C コーポレーションと S コーポレーションの、どちらを設立するかを決定します。C コーポレーションはデフォルトのオプションであり、二重課税の対象となります。S コーポレーションはパススルー課税となりますが、資格要件はより厳しくなります。

変更方法の選択

LLC を Inc. に変更する方法は、主に 2 つあります。

  • 法定変更: 多くの州で利用できる簡略化されたプロセスです。LLC は、必要な補足書類とともに州に変更款を提出します。LLC の資産と負債は自動的に新しい Inc. に譲渡されます。

  • 法定合併: 法定変更が許可されていない州で使用されます。

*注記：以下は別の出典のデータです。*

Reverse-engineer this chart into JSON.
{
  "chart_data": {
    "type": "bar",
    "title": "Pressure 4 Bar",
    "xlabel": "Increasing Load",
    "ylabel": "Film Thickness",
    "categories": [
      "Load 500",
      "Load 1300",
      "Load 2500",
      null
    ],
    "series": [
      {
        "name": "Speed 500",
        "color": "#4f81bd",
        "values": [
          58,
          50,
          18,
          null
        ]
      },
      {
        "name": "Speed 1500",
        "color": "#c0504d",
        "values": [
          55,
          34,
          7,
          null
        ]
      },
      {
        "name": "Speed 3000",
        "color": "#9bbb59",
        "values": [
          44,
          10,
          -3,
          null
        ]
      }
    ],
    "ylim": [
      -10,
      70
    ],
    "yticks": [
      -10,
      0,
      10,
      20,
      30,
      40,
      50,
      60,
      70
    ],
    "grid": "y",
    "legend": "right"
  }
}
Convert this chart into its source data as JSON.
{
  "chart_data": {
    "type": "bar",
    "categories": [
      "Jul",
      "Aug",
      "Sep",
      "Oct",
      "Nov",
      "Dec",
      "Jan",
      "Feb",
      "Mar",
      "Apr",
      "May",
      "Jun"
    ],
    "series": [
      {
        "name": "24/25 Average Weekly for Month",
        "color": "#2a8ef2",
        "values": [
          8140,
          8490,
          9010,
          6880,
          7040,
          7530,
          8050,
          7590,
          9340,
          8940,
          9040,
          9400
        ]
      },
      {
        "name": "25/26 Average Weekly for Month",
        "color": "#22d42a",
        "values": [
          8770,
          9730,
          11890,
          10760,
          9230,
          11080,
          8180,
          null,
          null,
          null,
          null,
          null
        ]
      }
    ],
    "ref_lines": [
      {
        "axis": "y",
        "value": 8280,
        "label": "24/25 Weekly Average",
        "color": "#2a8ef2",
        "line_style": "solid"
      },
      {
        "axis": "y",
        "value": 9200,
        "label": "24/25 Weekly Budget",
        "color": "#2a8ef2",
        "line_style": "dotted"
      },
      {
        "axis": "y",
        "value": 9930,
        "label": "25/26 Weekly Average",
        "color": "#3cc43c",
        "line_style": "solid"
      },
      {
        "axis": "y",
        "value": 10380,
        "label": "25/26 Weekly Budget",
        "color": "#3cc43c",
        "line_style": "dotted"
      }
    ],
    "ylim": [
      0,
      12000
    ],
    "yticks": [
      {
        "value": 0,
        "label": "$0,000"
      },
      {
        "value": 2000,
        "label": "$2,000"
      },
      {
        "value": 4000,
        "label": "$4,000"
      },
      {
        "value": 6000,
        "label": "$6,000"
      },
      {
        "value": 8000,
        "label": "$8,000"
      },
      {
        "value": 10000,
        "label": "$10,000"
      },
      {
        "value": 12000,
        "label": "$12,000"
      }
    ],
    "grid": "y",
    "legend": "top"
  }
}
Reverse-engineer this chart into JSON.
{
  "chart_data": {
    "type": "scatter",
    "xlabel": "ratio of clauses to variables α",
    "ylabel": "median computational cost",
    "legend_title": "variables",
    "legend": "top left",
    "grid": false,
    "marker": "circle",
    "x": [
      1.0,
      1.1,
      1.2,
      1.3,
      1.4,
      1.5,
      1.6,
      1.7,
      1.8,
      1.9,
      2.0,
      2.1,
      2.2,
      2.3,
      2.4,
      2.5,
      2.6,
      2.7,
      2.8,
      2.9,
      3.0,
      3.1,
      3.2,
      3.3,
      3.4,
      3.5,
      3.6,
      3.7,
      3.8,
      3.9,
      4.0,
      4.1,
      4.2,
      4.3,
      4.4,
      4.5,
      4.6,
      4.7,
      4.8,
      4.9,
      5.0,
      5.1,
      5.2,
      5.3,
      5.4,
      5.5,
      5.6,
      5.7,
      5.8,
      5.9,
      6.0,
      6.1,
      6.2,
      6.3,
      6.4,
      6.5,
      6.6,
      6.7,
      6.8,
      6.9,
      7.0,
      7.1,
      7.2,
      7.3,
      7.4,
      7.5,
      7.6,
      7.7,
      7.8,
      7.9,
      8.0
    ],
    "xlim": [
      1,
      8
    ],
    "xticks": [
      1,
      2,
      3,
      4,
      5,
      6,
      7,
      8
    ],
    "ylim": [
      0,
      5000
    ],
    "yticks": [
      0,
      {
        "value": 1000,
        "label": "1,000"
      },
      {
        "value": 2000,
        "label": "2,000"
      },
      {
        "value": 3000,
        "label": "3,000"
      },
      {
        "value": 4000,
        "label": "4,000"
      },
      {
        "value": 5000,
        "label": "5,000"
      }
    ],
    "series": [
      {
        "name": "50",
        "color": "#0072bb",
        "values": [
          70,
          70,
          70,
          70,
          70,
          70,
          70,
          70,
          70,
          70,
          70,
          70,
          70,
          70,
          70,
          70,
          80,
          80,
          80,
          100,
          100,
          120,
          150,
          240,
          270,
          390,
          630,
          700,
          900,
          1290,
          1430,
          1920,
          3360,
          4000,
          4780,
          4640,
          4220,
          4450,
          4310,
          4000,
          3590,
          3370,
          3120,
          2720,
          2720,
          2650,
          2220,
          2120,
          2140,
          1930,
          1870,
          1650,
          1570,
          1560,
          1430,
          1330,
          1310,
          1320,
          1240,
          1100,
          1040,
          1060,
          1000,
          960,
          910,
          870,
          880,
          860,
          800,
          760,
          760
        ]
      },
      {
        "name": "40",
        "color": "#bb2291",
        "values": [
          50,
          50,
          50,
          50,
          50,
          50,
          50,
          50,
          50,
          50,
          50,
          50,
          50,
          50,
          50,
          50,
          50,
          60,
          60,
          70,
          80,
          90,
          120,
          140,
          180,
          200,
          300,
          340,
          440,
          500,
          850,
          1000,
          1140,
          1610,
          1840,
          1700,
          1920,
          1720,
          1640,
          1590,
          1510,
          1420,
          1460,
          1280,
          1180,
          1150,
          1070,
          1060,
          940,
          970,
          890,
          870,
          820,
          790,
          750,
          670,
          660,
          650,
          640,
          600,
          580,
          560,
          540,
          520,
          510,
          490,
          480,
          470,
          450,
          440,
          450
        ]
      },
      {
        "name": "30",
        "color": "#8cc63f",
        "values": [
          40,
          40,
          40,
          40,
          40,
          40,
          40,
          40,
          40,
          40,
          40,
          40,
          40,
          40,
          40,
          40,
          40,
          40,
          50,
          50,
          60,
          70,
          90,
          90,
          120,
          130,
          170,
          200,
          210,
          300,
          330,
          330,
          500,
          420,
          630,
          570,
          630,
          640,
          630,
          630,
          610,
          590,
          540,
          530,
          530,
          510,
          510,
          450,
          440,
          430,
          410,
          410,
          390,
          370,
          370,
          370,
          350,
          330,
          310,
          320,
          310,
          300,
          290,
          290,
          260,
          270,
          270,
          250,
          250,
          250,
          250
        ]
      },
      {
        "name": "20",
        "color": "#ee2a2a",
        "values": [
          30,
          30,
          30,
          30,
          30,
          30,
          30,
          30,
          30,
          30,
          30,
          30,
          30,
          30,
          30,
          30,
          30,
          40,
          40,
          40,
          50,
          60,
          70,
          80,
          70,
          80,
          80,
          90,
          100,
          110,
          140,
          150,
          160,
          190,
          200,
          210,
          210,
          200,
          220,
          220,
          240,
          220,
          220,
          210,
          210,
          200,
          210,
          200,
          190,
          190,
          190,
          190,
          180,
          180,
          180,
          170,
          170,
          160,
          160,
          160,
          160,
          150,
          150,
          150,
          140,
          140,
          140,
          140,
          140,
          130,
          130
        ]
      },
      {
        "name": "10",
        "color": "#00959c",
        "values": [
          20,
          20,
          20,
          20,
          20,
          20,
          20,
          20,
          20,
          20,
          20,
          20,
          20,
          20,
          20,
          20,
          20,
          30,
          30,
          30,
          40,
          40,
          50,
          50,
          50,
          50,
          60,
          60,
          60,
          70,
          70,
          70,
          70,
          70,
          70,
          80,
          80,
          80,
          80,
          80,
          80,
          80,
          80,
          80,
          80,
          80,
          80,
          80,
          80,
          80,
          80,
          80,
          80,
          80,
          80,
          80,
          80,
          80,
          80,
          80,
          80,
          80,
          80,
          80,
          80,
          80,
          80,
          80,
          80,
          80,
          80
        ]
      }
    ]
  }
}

LLC の所有者は新しい Inc. を設立し、既存の LLC をその Inc. に合併します。これはより複雑になる場合があり、追加の提出と承認が必要になる場合があります。

S コーポレーションを設立する場合は、IRS にフォーム 2553 を提出して S コーポレーションの税務ステータスを選択する必要もあります。

必要書類の作成と提出

必要な正確な書類は、州や選択した変換方法によって異なりますが、通常、変更款と定款はプロセスの一部です。

  • 変更款: これらの文書には、LLC の名称と新しい Inc. の名称、変更の発効日、資産と負債の譲渡の詳細など、変更プロセスの概要が記載されています。

  • 定款: この文書により新しい Inc. 会社が設立され、その名称、目的、登録代理人、株主構成などの情報が記載されています。

必要な承認の取得

一部の州では、変更を続ける前に LLC メンバーまたはマネージャーからの承認が必要となります。会議を開催し書面による同意を得ることが、必要な場合があります。

社内文書の更新

会社の運営契約書、細則、その他の内部文書を更新して、形態と所有権の変更を反映させます。

関係者への通知

IRS、州の税務当局、銀行、債権者、顧客、およびその他の関係者に、変更について通知します。

この記事の内容は、一般的な情報および教育のみを目的としており、法律上または税務上のアドバイスとして解釈されるべきではありません。Stripe は、記事内の情報の正確性、完全性、妥当性、または最新性を保証または請け合うものではありません。特定の状況については、管轄区域で活動する資格のある有能な弁護士または会計士に助言を求める必要があります。